Test your rent against both stresses · method in the ICR stress tests guide.

Fix strategy

Two-year or five-year money for a property company?

It depends what the company is doing next. Five-year fixes buy certainty, usually a friendlier stress test, and fewer rounds of arrangement fees per decade. Two-year products suit companies planning to remortgage early and capital raise for the next purchase, since a long fix with early repayment charges taxes that flexibility. Every fix end triggers the same decision: remortgage to a new lender, product transfer with the current one, or capital raise as part of the switch. The remortgage is also where percentage fees bite repeatedly, a company that remortgages every two years pays the fee load five times in a decade, which is why we model the whole cycle, not one deal in isolation. The dedicated limited company remortgages page covers the refinance leg in full.

Where the pricing lives

Which lenders set the pace on company pricing?
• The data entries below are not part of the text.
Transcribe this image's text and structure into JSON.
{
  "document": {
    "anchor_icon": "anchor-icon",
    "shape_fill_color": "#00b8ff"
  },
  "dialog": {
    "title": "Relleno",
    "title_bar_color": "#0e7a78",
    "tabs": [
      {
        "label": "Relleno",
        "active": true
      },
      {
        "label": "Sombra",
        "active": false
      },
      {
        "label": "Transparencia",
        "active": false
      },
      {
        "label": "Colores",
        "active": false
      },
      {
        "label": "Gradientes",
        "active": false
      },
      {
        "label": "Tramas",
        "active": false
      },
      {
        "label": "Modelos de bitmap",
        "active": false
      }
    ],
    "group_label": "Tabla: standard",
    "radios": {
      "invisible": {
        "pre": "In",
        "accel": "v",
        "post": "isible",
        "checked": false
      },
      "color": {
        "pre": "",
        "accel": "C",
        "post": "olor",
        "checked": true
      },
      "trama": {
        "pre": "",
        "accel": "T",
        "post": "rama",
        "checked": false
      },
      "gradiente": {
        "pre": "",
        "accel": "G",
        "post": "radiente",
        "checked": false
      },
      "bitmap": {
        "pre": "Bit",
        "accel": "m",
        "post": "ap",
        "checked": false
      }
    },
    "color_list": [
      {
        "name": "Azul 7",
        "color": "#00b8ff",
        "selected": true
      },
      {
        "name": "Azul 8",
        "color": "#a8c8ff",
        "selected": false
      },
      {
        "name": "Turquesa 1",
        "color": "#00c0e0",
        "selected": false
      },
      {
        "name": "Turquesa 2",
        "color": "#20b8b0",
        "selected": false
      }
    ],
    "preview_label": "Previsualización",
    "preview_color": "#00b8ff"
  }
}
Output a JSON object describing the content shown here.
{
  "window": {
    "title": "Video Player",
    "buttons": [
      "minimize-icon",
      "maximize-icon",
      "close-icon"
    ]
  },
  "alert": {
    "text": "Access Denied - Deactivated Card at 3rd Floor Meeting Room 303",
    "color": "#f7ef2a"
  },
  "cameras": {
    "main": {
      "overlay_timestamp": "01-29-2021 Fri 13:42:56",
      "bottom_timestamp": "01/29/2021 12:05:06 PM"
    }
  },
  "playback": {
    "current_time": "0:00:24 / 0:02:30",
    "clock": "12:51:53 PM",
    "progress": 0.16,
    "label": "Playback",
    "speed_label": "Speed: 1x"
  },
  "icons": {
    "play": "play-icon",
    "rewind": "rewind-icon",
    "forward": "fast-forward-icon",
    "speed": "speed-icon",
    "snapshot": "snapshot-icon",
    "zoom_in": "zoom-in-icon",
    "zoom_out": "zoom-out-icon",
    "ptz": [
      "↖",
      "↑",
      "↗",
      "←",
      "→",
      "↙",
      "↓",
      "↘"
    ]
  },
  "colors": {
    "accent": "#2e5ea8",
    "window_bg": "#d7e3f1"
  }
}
The specialist names, Paragon, Kent Reliance, Fleet Mortgages, Foundation Home Loans, publish the broadest limited company buy to let ranges and reprice frequently. The intermediary-only lenders, The Mortgage Works, Leeds Building Society, Coventry Building Society, are often the sharpest on vanilla SPV cases and never quote the public, so a meaningful slice of the rate market is invisible without a broker. Portfolio landlord and complex structures price separately again. Pricing moves weekly; treat anything printed as context, and ask us for live terms on your numbers.

The full 100+ panel · structure questions start at the limited company buy-to-let hub or the SPV mortgages explainer. Rate-to-tax comparisons run on the limited company vs personal calculator, and our 244 town pages carry worked local stress tests.
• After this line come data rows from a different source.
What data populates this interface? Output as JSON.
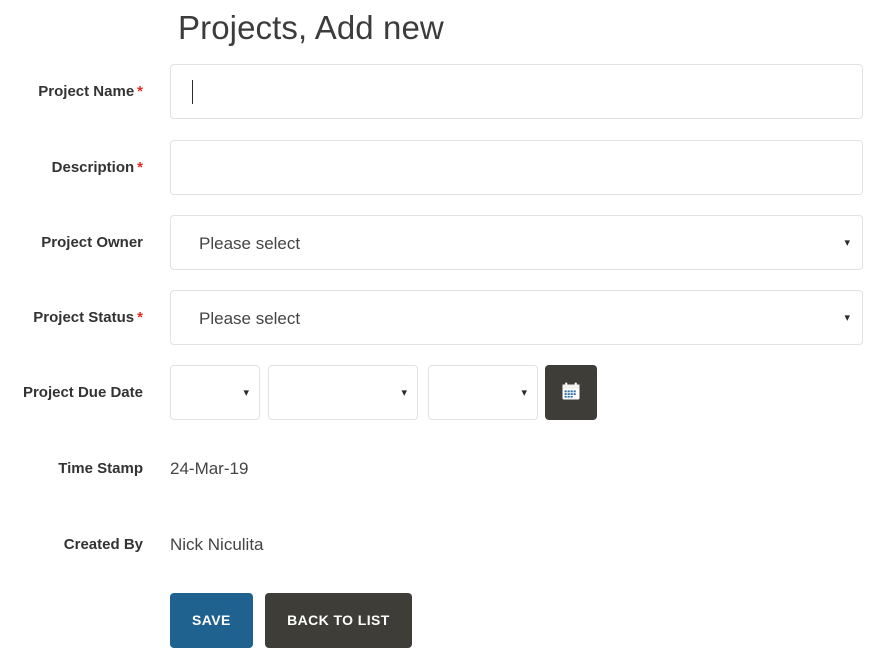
{
  "page": {
    "title": "Projects, Add new"
  },
  "required_marker": "*",
  "colors": {
    "accent_save": "#20628f",
    "accent_dark": "#3e3d38",
    "required_red": "#e02b20",
    "field_border": "#e2e2e0",
    "text": "#333333",
    "value_text": "#444444"
  },
  "fields": {
    "project_name": {
      "label": "Project Name",
      "required": true,
      "value": "",
      "placeholder": ""
    },
    "description": {
      "label": "Description",
      "required": true,
      "value": "",
      "placeholder": ""
    },
    "project_owner": {
      "label": "Project Owner",
      "required": false,
      "selected": "Please select",
      "arrow": "▾"
    },
    "project_status": {
      "label": "Project Status",
      "required": true,
      "selected": "Please select",
      "arrow": "▾"
    },
    "project_due_date": {
      "label": "Project Due Date",
      "required": false,
      "day": "",
      "month": "",
      "year": "",
      "arrow": "▾",
      "calendar_button": "calendar-icon"
    },
    "time_stamp": {
      "label": "Time Stamp",
      "value": "24-Mar-19"
    },
    "created_by": {
      "label": "Created By",
      "value": "Nick Niculita"
    }
  },
  "actions": {
    "save_label": "SAVE",
    "back_label": "BACK TO LIST"
  }
}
Frequently asked questions

Do limited companies get better mortgage rates?

No, slightly worse. Limited company buy to let products typically price 0.20 to 0.40% above the personal-name equivalent, because the lender carries extra legal work on personal guarantees and company verification. Landlords accept the premium for the tax treatment: full interest deductibility and corporation tax inside the company against Section 24's restricted relief outside it. The right comparison is net position after tax, not the rate card.
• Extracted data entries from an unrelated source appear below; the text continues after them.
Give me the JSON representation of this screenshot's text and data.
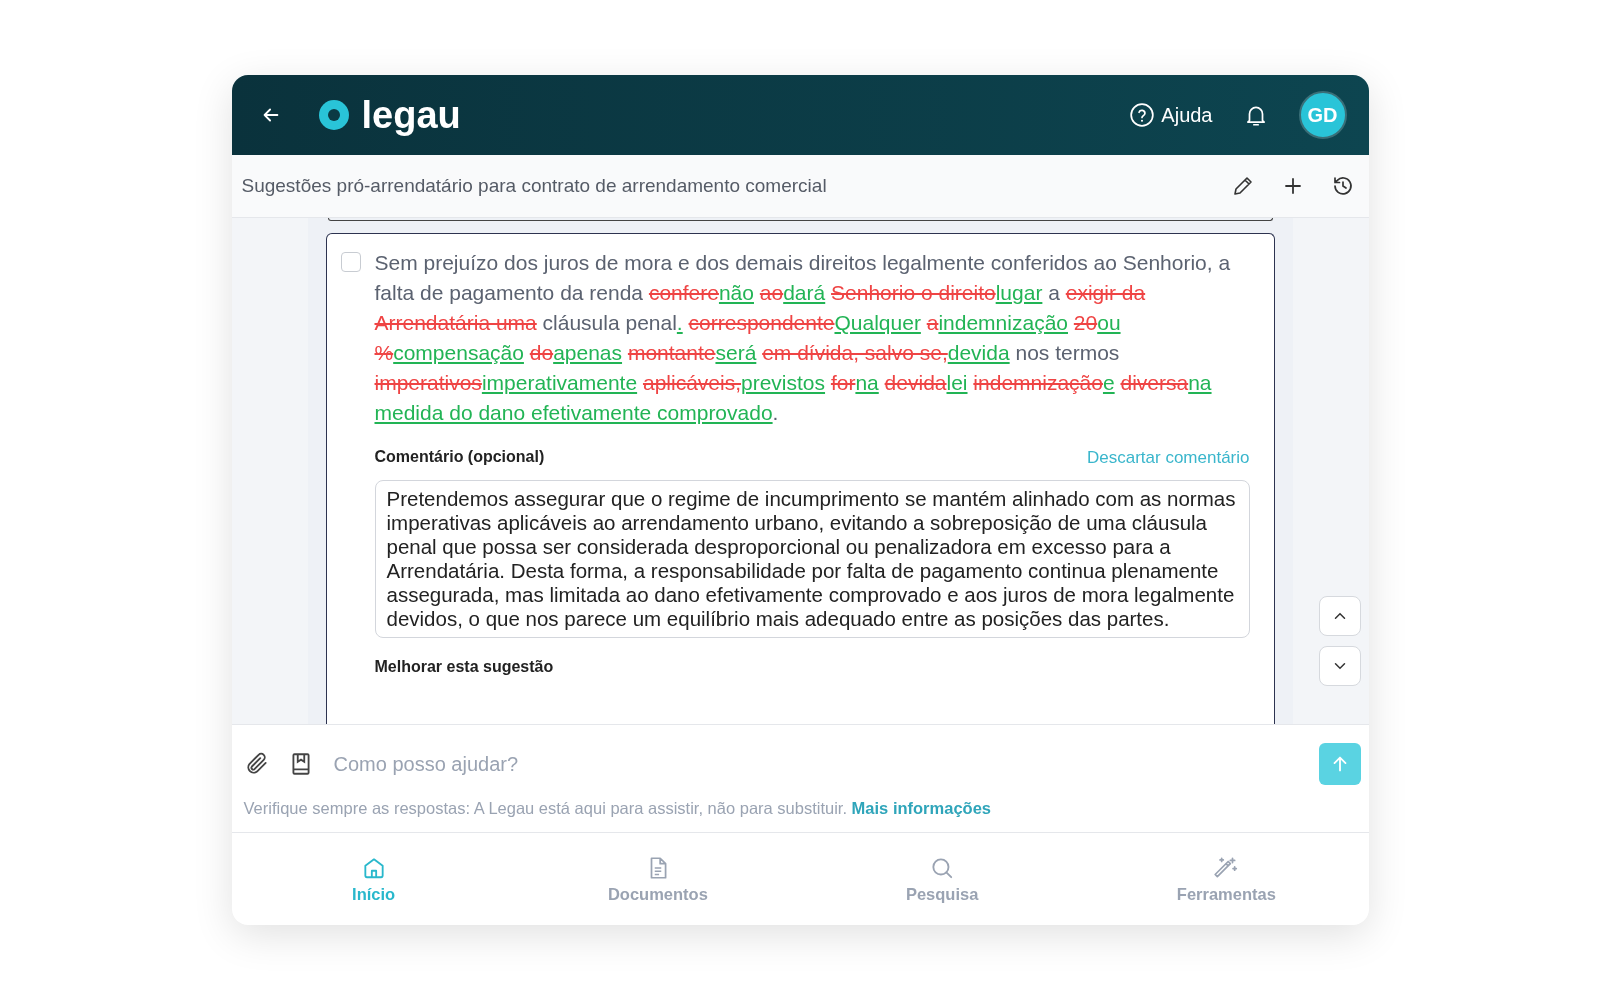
{
  "header": {
    "logo": "legau",
    "help": "Ajuda",
    "avatar": "GD"
  },
  "conversation": {
    "title": "Sugestões pró-arrendatário para contrato de arrendamento comercial"
  },
  "suggestion": {
    "checked": false,
    "segments": [
      {
        "kind": "plain",
        "text": "Sem prejuízo dos juros de mora e dos demais direitos legalmente conferidos ao Senhorio, a falta de pagamento da renda"
      },
      {
        "kind": "del",
        "text": "confere",
        "space_before": true
      },
      {
        "kind": "ins",
        "text": "não"
      },
      {
        "kind": "del",
        "text": "ao",
        "space_before": true
      },
      {
        "kind": "ins",
        "text": "dará"
      },
      {
        "kind": "del",
        "text": "Senhorio o direito",
        "space_before": true
      },
      {
        "kind": "ins",
        "text": "lugar"
      },
      {
        "kind": "plain",
        "text": "a",
        "space_before": true
      },
      {
        "kind": "del",
        "text": "exigir da Arrendatária uma",
        "space_before": true
      },
      {
        "kind": "plain",
        "text": "cláusula penal",
        "space_before": true
      },
      {
        "kind": "ins",
        "text": "."
      },
      {
        "kind": "del",
        "text": "correspondente",
        "space_before": true
      },
      {
        "kind": "ins",
        "text": "Qualquer"
      },
      {
        "kind": "del",
        "text": "a",
        "space_before": true
      },
      {
        "kind": "ins",
        "text": "indemnização"
      },
      {
        "kind": "del",
        "text": "20",
        "space_before": true
      },
      {
        "kind": "ins",
        "text": "ou"
      },
      {
        "kind": "del",
        "text": "%",
        "space_before": true
      },
      {
        "kind": "ins",
        "text": "compensação"
      },
      {
        "kind": "del",
        "text": "do",
        "space_before": true
      },
      {
        "kind": "ins",
        "text": "apenas"
      },
      {
        "kind": "del",
        "text": "montante",
        "space_before": true
      },
      {
        "kind": "ins",
        "text": "será"
      },
      {
        "kind": "del",
        "text": "em dívida, salvo se,",
        "space_before": true
      },
      {
        "kind": "ins",
        "text": "devida"
      },
      {
        "kind": "plain",
        "text": "nos termos",
        "space_before": true
      },
      {
        "kind": "del",
        "text": "imperativos",
        "space_before": true
      },
      {
        "kind": "ins",
        "text": "imperativamente"
      },
      {
        "kind": "del",
        "text": "aplicáveis,",
        "space_before": true
      },
      {
        "kind": "ins",
        "text": "previstos"
      },
      {
        "kind": "del",
        "text": "for",
        "space_before": true
      },
      {
        "kind": "ins",
        "text": "na"
      },
      {
        "kind": "del",
        "text": "devida",
        "space_before": true
      },
      {
        "kind": "ins",
        "text": "lei"
      },
      {
        "kind": "del",
        "text": "indemnização",
        "space_before": true
      },
      {
        "kind": "ins",
        "text": "e"
      },
      {
        "kind": "del",
        "text": "diversa",
        "space_before": true
      },
      {
        "kind": "ins",
        "text": "na medida do dano efetivamente comprovado"
      },
      {
        "kind": "plain",
        "text": "."
      }
    ],
    "comment_label": "Comentário (opcional)",
    "discard_link": "Descartar comentário",
    "comment": "Pretendemos assegurar que o regime de incumprimento se mantém alinhado com as normas imperativas aplicáveis ao arrendamento urbano, evitando a sobreposição de uma cláusula penal que possa ser considerada desproporcional ou penalizadora em excesso para a Arrendatária. Desta forma, a responsabilidade por falta de pagamento continua plenamente assegurada, mas limitada ao dano efetivamente comprovado e aos juros de mora legalmente devidos, o que nos parece um equilíbrio mais adequado entre as posições das partes.",
    "improve_label": "Melhorar esta sugestão"
  },
  "composer": {
    "placeholder": "Como posso ajudar?",
    "disclaimer": "Verifique sempre as respostas: A Legau está aqui para assistir, não para substituir.",
    "more_link": "Mais informações"
  },
  "nav": [
    {
      "label": "Início",
      "selected": true
    },
    {
      "label": "Documentos",
      "selected": false
    },
    {
      "label": "Pesquisa",
      "selected": false
    },
    {
      "label": "Ferramentas",
      "selected": false
    }
  ]
}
Can a Ltd company get a 100% mortgage?

Not on standard terms. Limited company buy to let lending caps at 75% loan to value across most of the market, with a small group of lenders reaching 80% on a rate premium. Borrowing near 100% only happens where additional security is charged, such as another unencumbered property in the company, and that is a structured arrangement rather than a product.

Will mortgage rates drop to 3% again?

Nobody can responsibly promise that, and we do not forecast rates. Company buy to let pricing follows swap rates and Bank of England policy plus the standing company premium. What you can control is structure: fee load, fix length, loan to value tier and which lender sees the case. Those choices routinely matter more over a five-year period than the next quarter-point of base rate.

What salary do I need for a limited company mortgage?

Usually none in the salary-multiple sense. Company buy to let borrowing is sized on the rent through the 125% interest coverage ratio at a stress rate of typically 5.5%, not on the directors' incomes. Some lenders set a minimum personal income floor, commonly for first-time landlords, but it acts as a gateway rather than a multiplier: the rent, not your salary, sizes the loan.

How do I get the lowest rate for my property company?

Lowest rate and cheapest deal are different targets. We rank the whole panel by total cost over the fix, rate plus fees plus any valuation and legal incentives, at your loan size and loan to value. Then we check the stress arithmetic, because the cheapest passing product beats a cheaper failing one. On fees, ours are contingent: 1% of loan on successful drawdown, lender proc fee first, client top-up only if proc < 1%.